Kröhnert warnt vor der Gefahr, dass es zu Fehleinschätzungen kommt. "Der EU-Gesetzgeber sollte deshalb klare und eindeutige Klassifizierungskriterien aufstellen, um die Wirksamkeit der verpflichtenden Anforderungen sicherzustellen." Insgesamt sehen die TÜV-Verantwortlichen das vom EU-Gesetzgeber geplante Instrument von Eigenerklärungen der Anbieter kritisch. Gerade von Hochrisikosystemen könnten große Gefahren ausgehen, sowohl für Leib und Leben als auch für die Grundrechte der Nutzerinnen und Nutzern oder die Umwelt.

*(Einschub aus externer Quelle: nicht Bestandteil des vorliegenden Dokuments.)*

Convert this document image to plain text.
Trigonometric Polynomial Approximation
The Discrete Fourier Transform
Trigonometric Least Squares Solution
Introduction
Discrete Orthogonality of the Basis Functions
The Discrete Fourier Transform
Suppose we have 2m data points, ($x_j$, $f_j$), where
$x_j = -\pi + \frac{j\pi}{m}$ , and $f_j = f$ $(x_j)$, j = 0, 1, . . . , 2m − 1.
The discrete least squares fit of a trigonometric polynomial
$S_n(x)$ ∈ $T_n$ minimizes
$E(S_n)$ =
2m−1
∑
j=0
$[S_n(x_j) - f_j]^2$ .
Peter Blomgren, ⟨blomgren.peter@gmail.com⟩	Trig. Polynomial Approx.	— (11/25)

Hier lesen Sie alle Details zum AI Act:

Anstelle einer Selbsterklärung brauche es eine umfassende Nachweispflicht einschließlich einer Überprüfung von unabhängigen Stellen, verlangt der TÜV-Verband. Hochriskante KI-Systeme sollten grundsätzlich einer verpflichtenden Zertifizierung unterliegen. Nur durch unabhängige Prüfungen ließen sich mögliche Interessenskonflikte der Anbieter ausschließen. Außerdem werde damit das Vertrauen der Menschen in die Technologie gestärkt.

Testlabore für KI

TÜV-Manager Kröhnert plädiert, wie auch von den EU-Gremien vorgeschlagen, dafür, KI-Reallaboren ("regulatory sandboxes") für die Verprobung von KI-Systemen einzurichten. Labore allein reichten allerdings nicht aus. Nur die Nutzung eines solchen Reallabors durch ein KI-System könne keine Konformitätsvermutung auslösen. Vielmehr müsse jeder Anbieter weiterhin ein vollständiges Bewertungsverfahren durchlaufen, bevor er sein KI-System auf den Markt bringen darf. "Hier sollte der EU-Gesetzgeber im AI Act Klarheit schaffen", fordert der Prüfverband.

Der TÜV fordert zudem, dass auch die neu aufkommenden KI-Tools rund um ChatGPT & Co. im AI Act mitreguliert werden müssten. "Die letzten Monate haben deutlich gezeigt, welches Entwicklungspotenzial in Basismodellen und generativen KI-Systemen steckt, und welche Risiken von ihnen ausgehen kann", konstatiert Kröhnert. Auch generative KI-Systeme müssten grundlegende Sicherheitsanforderungen erfüllen. Daher soll auch geprüft werden, welche Basismodelle als hochkritisch einzustufen sind. Diese müssten dann ebenfalls allen Anforderungen des AI Acts unterliegen, inklusive einer unabhängigen Drittprüfung.